On Tuesday, the conference featured an exercise called Archie Bunker’s Neighborhood, which randomly assigned students a race and gave them resources to built a neighborhood filled with schools, businesses, churches, homes and parks. But the students soon learned that each group was not being treated the same.
While the students portraying the “Caucasian” group were given more money, resources and privileges to complete their task, other groups struggled with fewer resources and faced discrimination.
Students said that those who portrayed the “bank” in the scenario, treated the groups differently. To the Caucasian group hey were very generous, but toward other “Races” they were unfair, charging higher prices to some and not allowing others to built anything at all.
“I was shocked,” said Laila Shannaa, an eighth-grader at White Pines Middle School, after the exercise. “I thought people were over that racism that was going on back with Martin Luther King Jr.”
Shanaa said that the Calling All Colors conference will help student her age learn how to stop the real-life racism that was reflected in the exercise.
“We can learn how to stand up for ourselves, stand up for other people,” she said.
Denny Chan, a junior at Grand Haven High School who portrayed one of the bankers in the exercise, explained that the rules of the exercise called for him to be discriminatory. He said that the middle school students reacted with anger and emotion.
“They were racing to talk about what this simulation meant to them and why it was so unfair,” Chan said.
Some students said that they believe this type of racism is happening in the real world.
“I think it happens a lot around the world,” said Nick Tulgestke, and eighth-grader at St. Mary’s Catholic School.
His classmate, Rita Williams, added that she thought the exercise was a great way of “showing how people act toward different groups of people.”
Gail Harrison, the executive director of the Lakeshore Ethnic Diversity Alliance that sponsored the conference, explained that the exercise was an exaggeration of the experiences that people of various races have had.
“We are hoping the kids will learn what it feels like to experience discrimination as well as limited resources,” she said, adding that several facilitators of the exercise had told her that the students repeatedly called it unfair. “It’s an opportunity for kids to learn what it’s like to walk in someone else’s shoes.”

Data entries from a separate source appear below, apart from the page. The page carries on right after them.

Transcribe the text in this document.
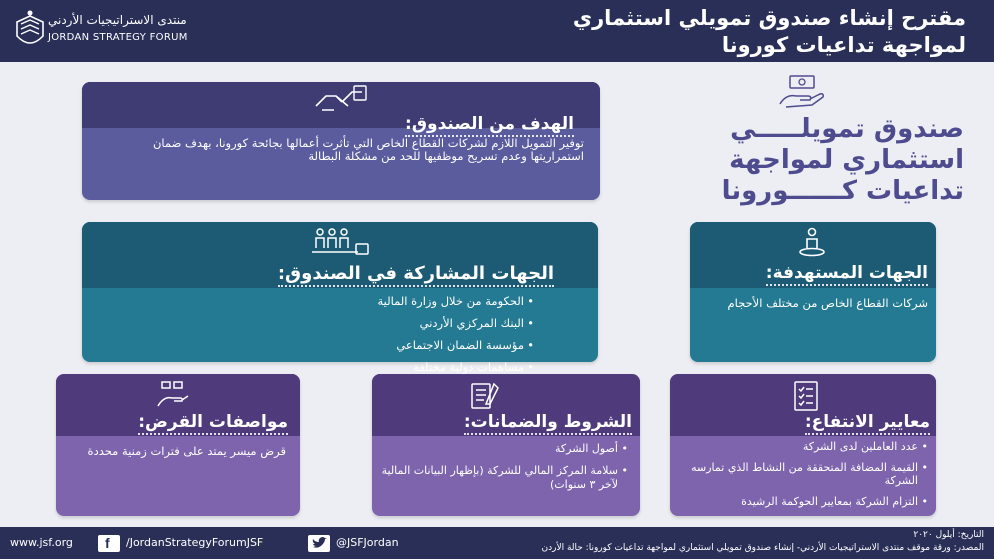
مقترح إنشاء صندوق تمويلي استثماري
لمواجهة تداعيات كورونا
منتدى الاستراتيجيات الأردني
JORDAN STRATEGY FORUM
صندوق تمويلـــــي
استثماري لمواجهة
تداعيات كــــــورونا
الهدف من الصندوق:
توفير التمويل اللازم لشركات القطاع الخاص التي تأثرت أعمالها بجائحة كورونا، بهدف ضمان استمراريتها وعدم تسريح موظفيها للحد من مشكلة البطالة
الجهات المشاركة في الصندوق:
• الحكومة من خلال وزارة المالية
• البنك المركزي الأردني
• مؤسسة الضمان الاجتماعي
• مساهمات دولية مختلفة
الجهات المستهدفة:
شركات القطاع الخاص من مختلف الأحجام
مواصفات القرض:
قرض ميسر يمتد على فترات زمنية محددة
الشروط والضمانات:
• أصول الشركة
• سلامة المركز المالي للشركة (بإظهار البيانات المالية لآخر ٣ سنوات)
معايير الانتفاع:
• عدد العاملين لدى الشركة
• القيمة المضافة المتحققة من النشاط الذي تمارسه الشركة
• التزام الشركة بمعايير الحوكمة الرشيدة
www.jsf.org f /JordanStrategyForumJSF	@JSFJordan
التاريخ: أيلول ٢٠٢٠
المصدر: ورقة موقف منتدى الاستراتيجيات الأردني- إنشاء صندوق تمويلي استثماري لمواجهة تداعيات كورونا: حالة الأردن
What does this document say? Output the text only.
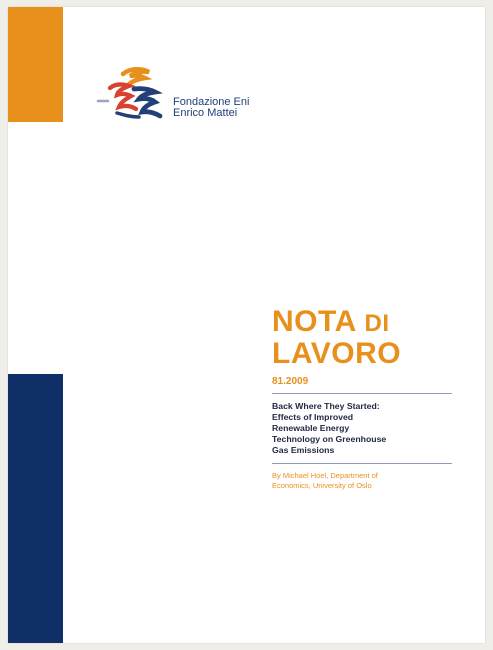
Fondazione Eni
Enrico Mattei
NOTA DI
LAVORO
81.2009
Back Where They Started:
Effects of Improved
Renewable Energy
Technology on Greenhouse
Gas Emissions
By Michael Hoel, Department of
Economics, University of Oslo
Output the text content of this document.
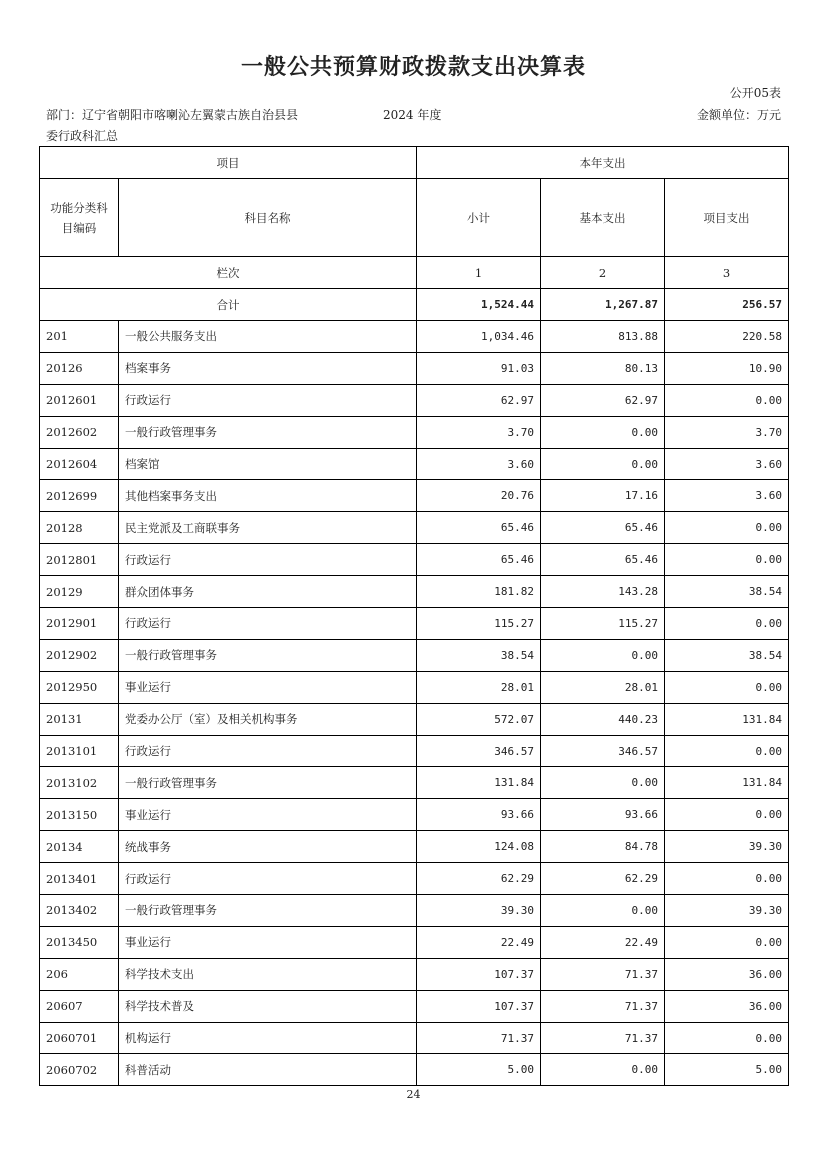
一般公共预算财政拨款支出决算表
公开05表
部门：辽宁省朝阳市喀喇沁左翼蒙古族自治县县	2024 年度	金额单位：万元
委行政科汇总
项目		本年支出		
功能分类科目编码	科目名称	小计	基本支出	项目支出
栏次		1	2	3
合计		1,524.44	1,267.87	256.57
201	一般公共服务支出	1,034.46	813.88	220.58
20126	档案事务	91.03	80.13	10.90
2012601	行政运行	62.97	62.97	0.00
2012602	一般行政管理事务	3.70	0.00	3.70
2012604	档案馆	3.60	0.00	3.60
2012699	其他档案事务支出	20.76	17.16	3.60
20128	民主党派及工商联事务	65.46	65.46	0.00
2012801	行政运行	65.46	65.46	0.00
20129	群众团体事务	181.82	143.28	38.54
2012901	行政运行	115.27	115.27	0.00
2012902	一般行政管理事务	38.54	0.00	38.54
2012950	事业运行	28.01	28.01	0.00
20131	党委办公厅（室）及相关机构事务	572.07	440.23	131.84
2013101	行政运行	346.57	346.57	0.00
2013102	一般行政管理事务	131.84	0.00	131.84
2013150	事业运行	93.66	93.66	0.00
20134	统战事务	124.08	84.78	39.30
2013401	行政运行	62.29	62.29	0.00
2013402	一般行政管理事务	39.30	0.00	39.30
2013450	事业运行	22.49	22.49	0.00
206	科学技术支出	107.37	71.37	36.00
20607	科学技术普及	107.37	71.37	36.00
2060701	机构运行	71.37	71.37	0.00
2060702	科普活动	5.00	0.00	5.00
24
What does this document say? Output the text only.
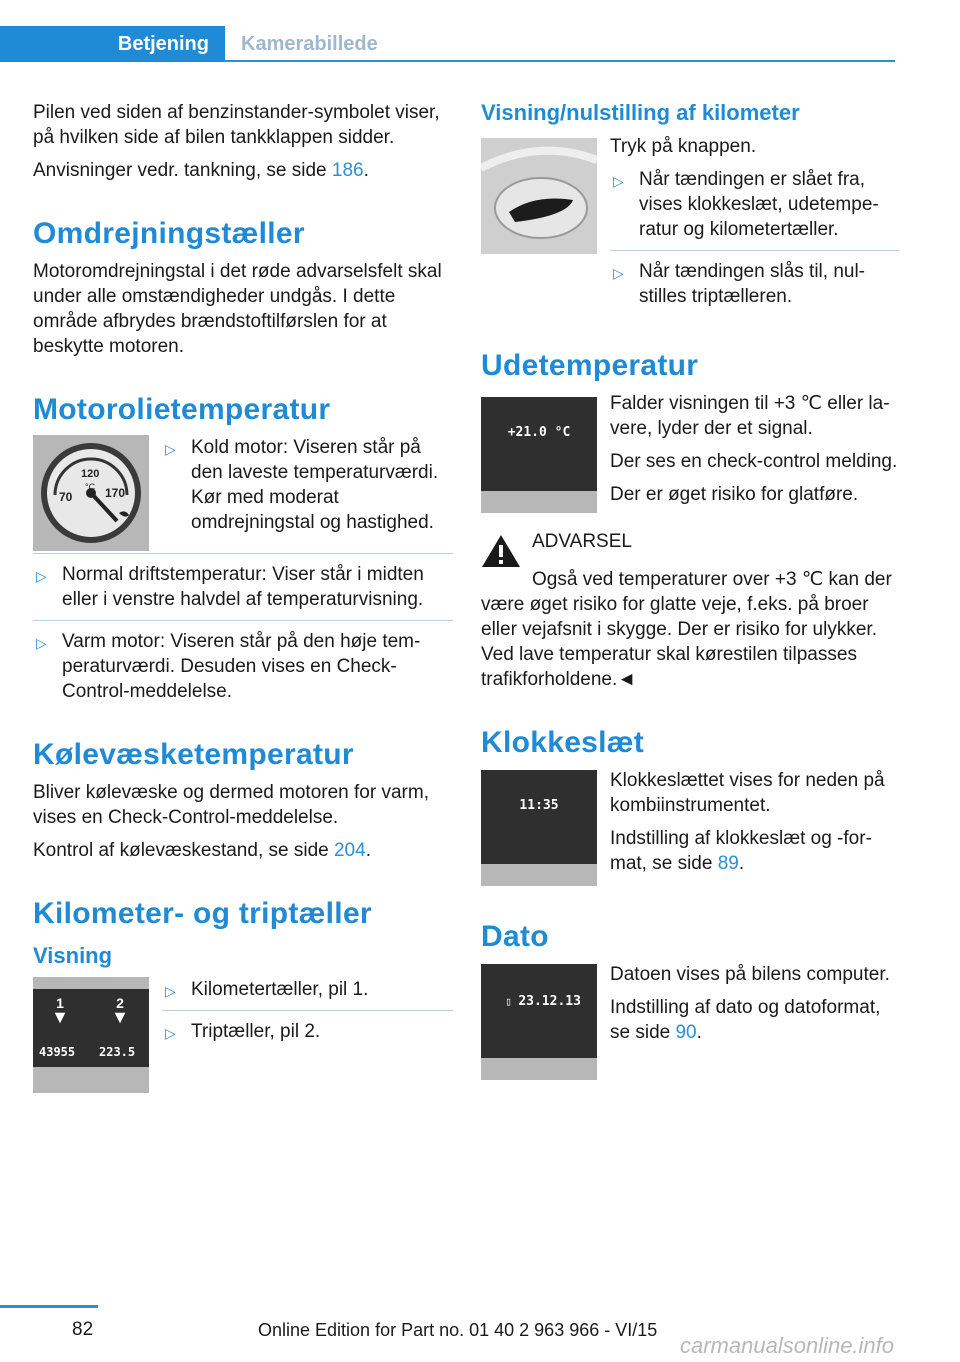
Betjening	Kamerabillede

Pilen ved siden af benzinstander-symbolet viser, på hvilken side af bilen tankklappen sidder.

Anvisninger vedr. tankning, se side 186.

Omdrejningstæller

Motoromdrejningstal i det røde advarselsfelt skal under alle omstændigheder undgås. I dette område afbrydes brændstoftilførslen for at beskytte motoren.

Motorolietemperatur
70
120
°C 170
▷ Kold motor: Viseren står på den laveste temperaturværdi. Kør med moderat omdrejningstal og hastighed.
▷ Normal driftstemperatur: Viser står i midten eller i venstre halvdel af temperaturvisning.
▷ Varm motor: Viseren står på den høje temperaturværdi. Desuden vises en Check-Control-meddelelse.
Kølevæsketemperatur

Bliver kølevæske og dermed motoren for varm, vises en Check-Control-meddelelse.

Kontrol af kølevæskestand, se side 204.

Kilometer- og triptæller
Visning
1
▼
2
▼
43955 223.5
▷ Kilometertæller, pil 1.
▷ Triptæller, pil 2.
Visning/nulstilling af kilometer

Tryk på knappen.

▷ Når tændingen er slået fra, vises klokkeslæt, udetemperatur og kilometertæller.
▷ Når tændingen slås til, nulstilles triptælleren.
Udetemperatur
+21.0 °C

Falder visningen til +3 ℃ eller lavere, lyder der et signal.

Der ses en check-control melding.

Der er øget risiko for glatføre.

ADVARSEL

Også ved temperaturer over +3 ℃ kan der være øget risiko for glatte veje, f.eks. på broer eller vejafsnit i skygge. Der er risiko for ulykker. Ved lave temperatur skal kørestilen tilpasses trafikforholdene.◄

Klokkeslæt
11:35

Klokkeslættet vises for neden på kombiinstrumentet.

Indstilling af klokkeslæt og -format, se side 89.

Dato
▯ 23.12.13

Datoen vises på bilens computer.

Indstilling af dato og datoformat, se side 90.

82	Online Edition for Part no. 01 40 2 963 966 - VI/15
carmanualsonline.info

Calling All Colors is not just about one day of learning about diversity issues. Harrison pointed out that it marks a year-long effort and serves as a “catalyst for change in the schools.”
Tuesday’s Calling All Colors conference was a follow-up to a conference held in the fall, where middle school students from Muskegon, Holland and the Tri-Cities created action plans for how they will celebrate diversity and defeat racism in their own schools.
On Tuesday, the students returned to talk about the differences they have made.
Students at Walden Green Day School held a diversity night featuring the cultures of Latin America, Japan and Australia. St. Mary’s students held Peace Days, where they discussed peace using literature, skits and songs, and also raised money to plant a “peace pole” at their school. A group from Lakeshore Middle School held a Cultural Spirit Week and also brought in a speaker from Sudan.
The Calling All Colors group from White Pines Middle School combined with the Student Council this year to form a new diversity group. White Pines teacher Rachelle Howe said that the students came up with lesson plans and ways to deal with racial issues in their school.
“It all came from the kids. They were the ones who initiated it, so it was that much more meaningful,” Howe said.
For the most part, students said that the Calling All Colors day was about celebrating diversity and breaking down stereotypes.
“It’s important to let people of different races understand each other’s traditions and culture, so you can know more and not stereotype,” said White Pines eighth-grader Chelsea Harris.
“Not everyone is like you,” added Michael Smeenge, and eighth-grader from Macatawa bay Middle School. “Thank God; otherwise, it would be a boring world.”